Prior to Michigan’s auto no-fault policy change, everyone who filed under the plan was able to receive lifetime uncapped medical coverage, however now, in almost every case, those expenses will be capped at $250,000 of coverage.
If you have medical expenses above that amount, and you didn’t cause the crash, it is possible that you might have the right to file a liability claim against the at-fault party.
This is also another result of the changes made in 2019, and you can learn more about those types of claims by clicking here.
Where does the Assigned Claims Plan get the money to pay for those in the program?

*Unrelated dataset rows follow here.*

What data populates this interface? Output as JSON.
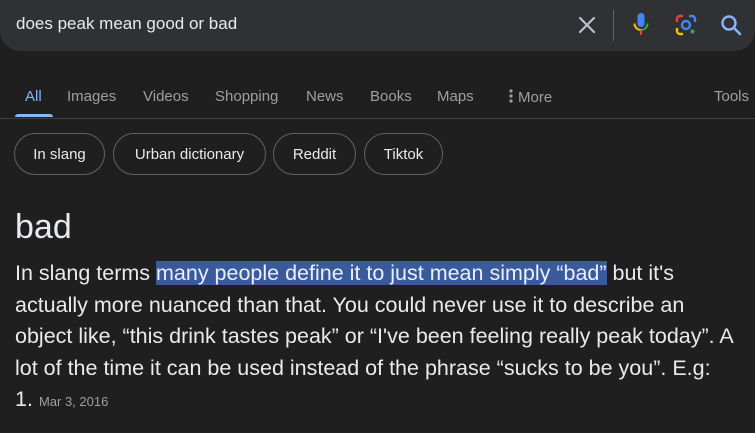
{
  "search": {
    "query": "does peak mean good or bad"
  },
  "icons": {
    "clear": "close-icon",
    "mic": "microphone-icon",
    "lens": "google-lens-icon",
    "search": "search-icon"
  },
  "tabs": [
    {
      "label": "All",
      "active": true
    },
    {
      "label": "Images"
    },
    {
      "label": "Videos"
    },
    {
      "label": "Shopping"
    },
    {
      "label": "News"
    },
    {
      "label": "Books"
    },
    {
      "label": "Maps"
    },
    {
      "label": "More"
    },
    {
      "label": "Tools"
    }
  ],
  "chips": [
    "In slang",
    "Urban dictionary",
    "Reddit",
    "Tiktok"
  ],
  "answer": {
    "title": "bad",
    "text_before": "In slang terms ",
    "highlight": "many people define it to just mean simply “bad”",
    "text_after": " but it's actually more nuanced than that. You could never use it to describe an object like, “this drink tastes peak” or “I've been feeling really peak today”. A lot of the time it can be used instead of the phrase “sucks to be you”. E.g: 1.",
    "date": "Mar 3, 2016"
  },
  "colors": {
    "background": "#1f1f1f",
    "searchbar": "#303134",
    "accent": "#8ab4f8",
    "highlight": "#3b5a9c"
  }
}
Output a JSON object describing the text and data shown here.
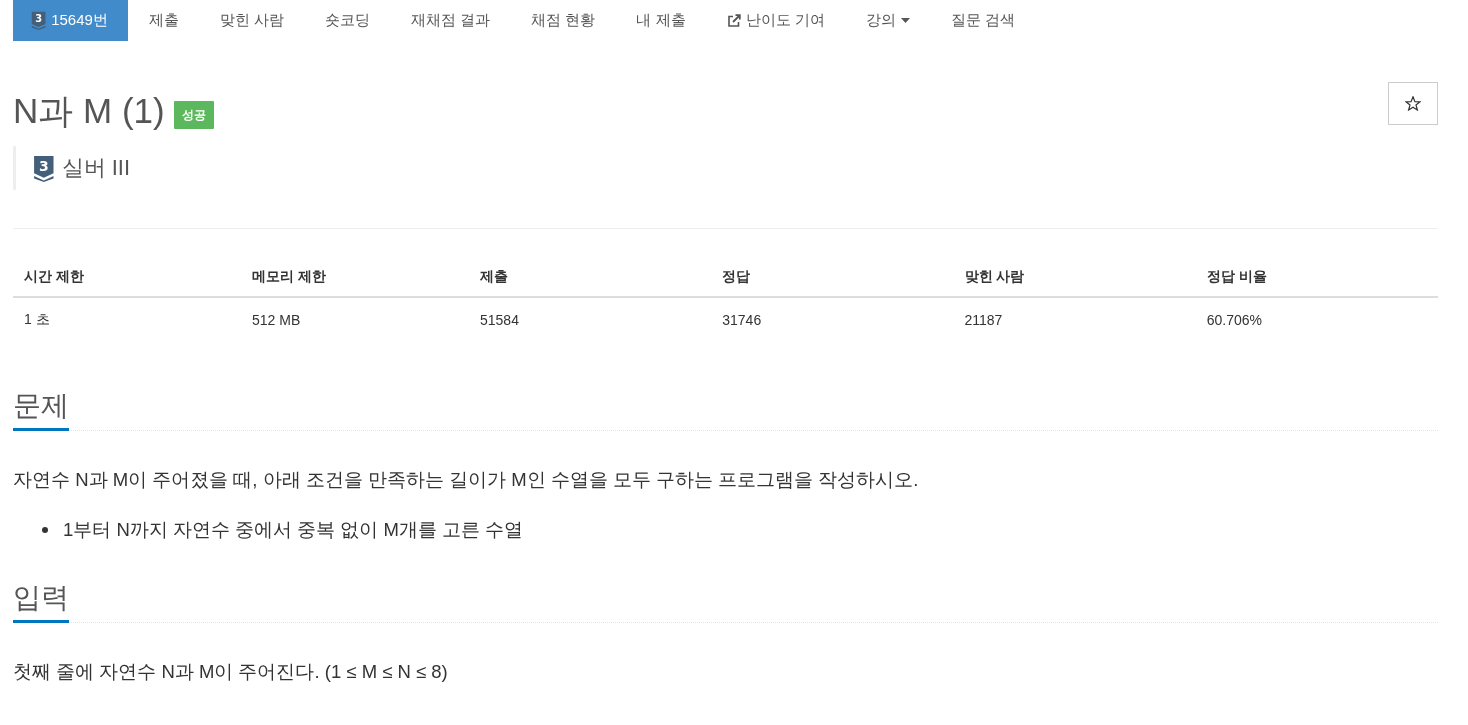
{
  "nav": {
    "tabs": [
      {
        "kind": "problem",
        "tier_number": "3",
        "label": "15649번",
        "selected": true
      },
      {
        "kind": "plain",
        "label": "제출",
        "selected": false
      },
      {
        "kind": "plain",
        "label": "맞힌 사람",
        "selected": false
      },
      {
        "kind": "plain",
        "label": "숏코딩",
        "selected": false
      },
      {
        "kind": "plain",
        "label": "재채점 결과",
        "selected": false
      },
      {
        "kind": "plain",
        "label": "채점 현황",
        "selected": false
      },
      {
        "kind": "plain",
        "label": "내 제출",
        "selected": false
      },
      {
        "kind": "external",
        "label": "난이도 기여",
        "selected": false
      },
      {
        "kind": "dropdown",
        "label": "강의",
        "selected": false
      },
      {
        "kind": "plain",
        "label": "질문 검색",
        "selected": false
      }
    ]
  },
  "problem": {
    "title": "N과 M (1)",
    "result_badge": "성공",
    "starred": false,
    "tier": {
      "number": "3",
      "name": "실버 III"
    }
  },
  "stats": {
    "columns": [
      "시간 제한",
      "메모리 제한",
      "제출",
      "정답",
      "맞힌 사람",
      "정답 비율"
    ],
    "rows": [
      [
        "1 초",
        "512 MB",
        "51584",
        "31746",
        "21187",
        "60.706%"
      ]
    ]
  },
  "sections": [
    {
      "heading": "문제",
      "blocks": [
        {
          "kind": "paragraph",
          "text": "자연수 N과 M이 주어졌을 때, 아래 조건을 만족하는 길이가 M인 수열을 모두 구하는 프로그램을 작성하시오."
        },
        {
          "kind": "bullet",
          "text": "1부터 N까지 자연수 중에서 중복 없이 M개를 고른 수열"
        }
      ]
    },
    {
      "heading": "입력",
      "blocks": [
        {
          "kind": "paragraph",
          "text": "첫째 줄에 자연수 N과 M이 주어진다. (1 ≤ M ≤ N ≤ 8)"
        }
      ]
    }
  ]
}
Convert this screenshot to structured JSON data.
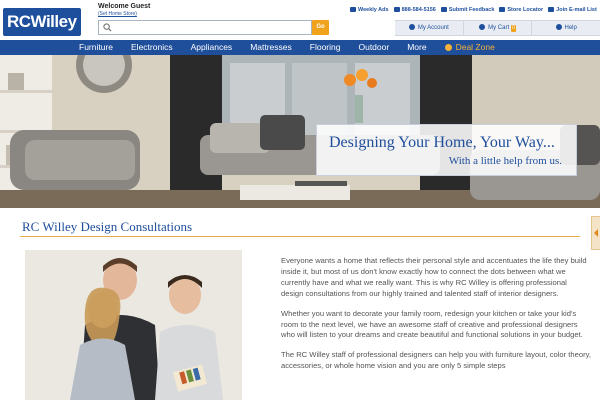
{
  "header": {
    "logo_text": "RCWilley",
    "welcome": "Welcome Guest",
    "set_store": "(Set Home Store)",
    "search": {
      "placeholder": "",
      "go_label": "Go"
    },
    "utility_links": [
      {
        "label": "Weekly Ads",
        "icon": "megaphone-icon"
      },
      {
        "label": "888-584-5156",
        "icon": "phone-icon"
      },
      {
        "label": "Submit Feedback",
        "icon": "speech-bubble-icon"
      },
      {
        "label": "Store Locator",
        "icon": "map-pin-icon"
      },
      {
        "label": "Join E-mail List",
        "icon": "envelope-icon"
      }
    ],
    "account_bar": {
      "my_account": "My Account",
      "my_cart": "My Cart",
      "cart_count": "0",
      "help": "Help"
    }
  },
  "nav": {
    "items": [
      "Furniture",
      "Electronics",
      "Appliances",
      "Mattresses",
      "Flooring",
      "Outdoor",
      "More"
    ],
    "deal_zone": "Deal Zone"
  },
  "hero": {
    "headline": "Designing Your Home, Your Way...",
    "subline": "With a little help from us."
  },
  "content": {
    "title": "RC Willey Design Consultations",
    "paragraphs": [
      "Everyone wants a home that reflects their personal style and accentuates the life they build inside it, but most of us don't know exactly how to connect the dots between what we currently have and what we really want. This is why RC Willey is offering professional design consultations from our highly trained and talented staff of interior designers.",
      "Whether you want to decorate your family room, redesign your kitchen or take your kid's room to the next level, we have an awesome staff of creative and professional designers who will listen to your dreams and create beautiful and functional solutions in your budget.",
      "The RC Willey staff of professional designers can help you with furniture layout, color theory, accessories, or whole home vision and you are only 5 simple steps"
    ]
  },
  "colors": {
    "brand_blue": "#1f4e9b",
    "accent_orange": "#f0a21c",
    "rule_orange": "#e8a94a"
  }
}
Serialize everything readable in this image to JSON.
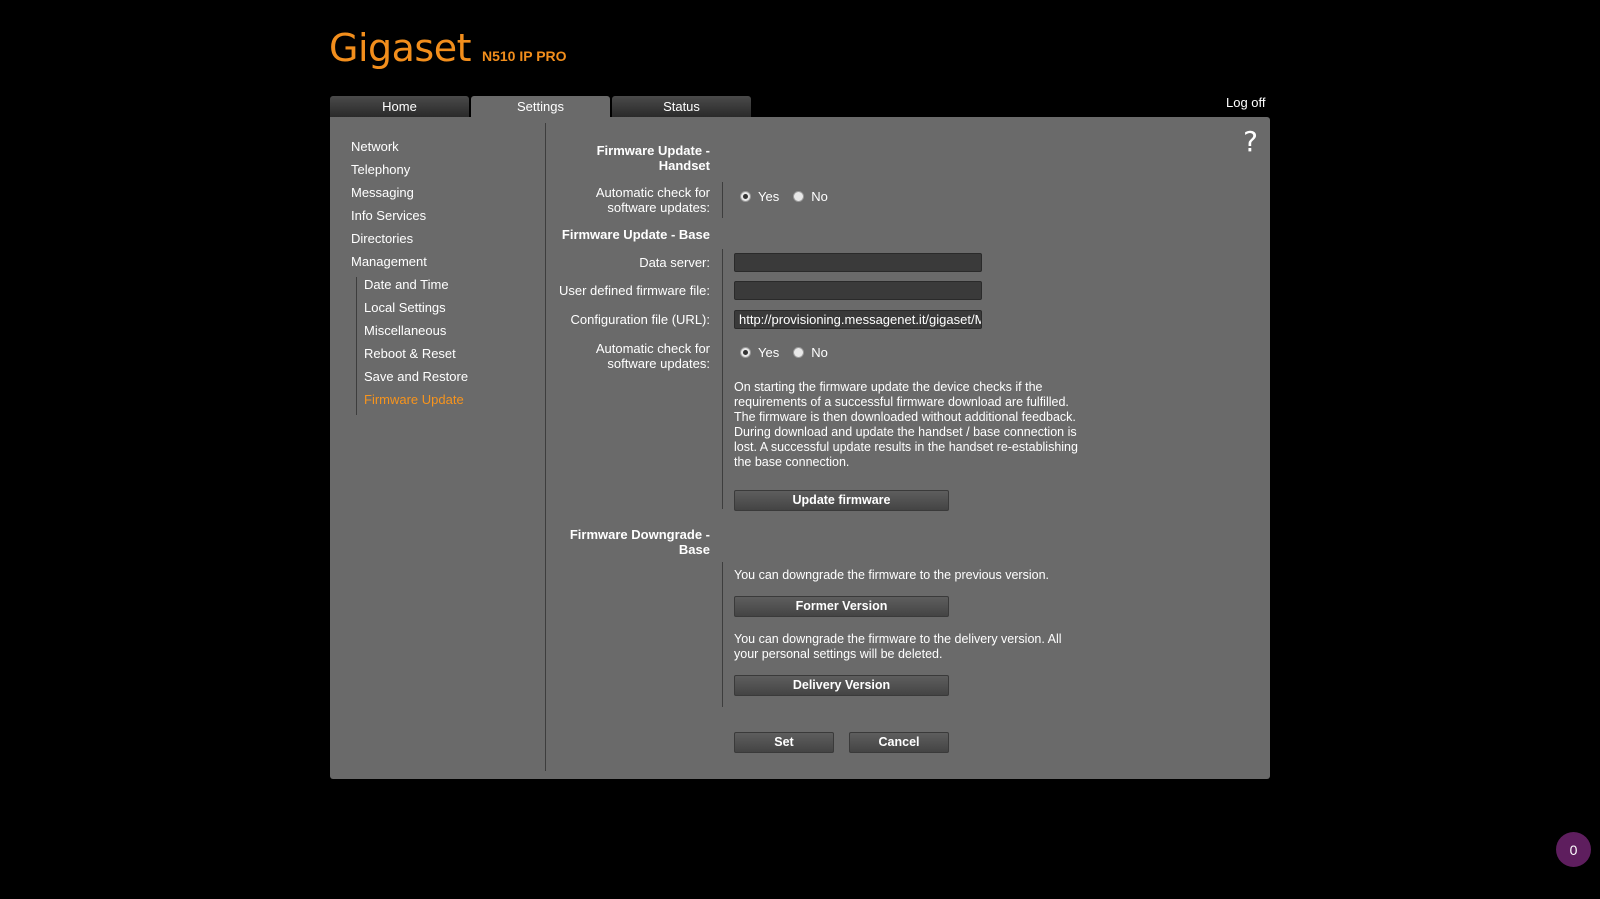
{
  "brand": {
    "logo": "Gigaset",
    "model": "N510 IP PRO"
  },
  "tabs": [
    "Home",
    "Settings",
    "Status"
  ],
  "logoff": "Log off",
  "help": "?",
  "sidebar": {
    "items": [
      "Network",
      "Telephony",
      "Messaging",
      "Info Services",
      "Directories",
      "Management"
    ],
    "subitems": [
      "Date and Time",
      "Local Settings",
      "Miscellaneous",
      "Reboot & Reset",
      "Save and Restore",
      "Firmware Update"
    ]
  },
  "handset": {
    "title": "Firmware Update - Handset",
    "auto_check_label": "Automatic check for software updates:",
    "yes": "Yes",
    "no": "No"
  },
  "base": {
    "title": "Firmware Update - Base",
    "data_server_label": "Data server:",
    "data_server_value": "",
    "firmware_file_label": "User defined firmware file:",
    "firmware_file_value": "",
    "config_file_label": "Configuration file (URL):",
    "config_file_value": "http://provisioning.messagenet.it/gigaset/Mess",
    "auto_check_label": "Automatic check for software updates:",
    "yes": "Yes",
    "no": "No",
    "info": "On starting the firmware update the device checks if the requirements of a successful firmware download are fulfilled. The firmware is then downloaded without additional feedback. During download and update the handset / base connection is lost. A successful update results in the handset re-establishing the base connection.",
    "update_button": "Update firmware"
  },
  "downgrade": {
    "title": "Firmware Downgrade - Base",
    "former_text": "You can downgrade the firmware to the previous version.",
    "former_button": "Former Version",
    "delivery_text": "You can downgrade the firmware to the delivery version. All your personal settings will be deleted.",
    "delivery_button": "Delivery Version"
  },
  "actions": {
    "set": "Set",
    "cancel": "Cancel"
  },
  "badge": "0",
  "colors": {
    "accent": "#f28e1c",
    "panel": "#6a6a6a",
    "background": "#000000"
  }
}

Ultimately, the money will also come from the Michigan Catastrophic Claims Association, though it’s not as explicit to drivers on their declaration page that they’re helping pay those funds. Highlighting those payments, all motorists who purchase insurance pay for both the MCCA and the ACP, not just those who have policies with the six participating insurance companies.
“Michigan no-fault insurance is not intuitive,” said Sinas. “There are these entities that exist, you have to understand how they work, and ultimately how they affect your rights as an injured person.”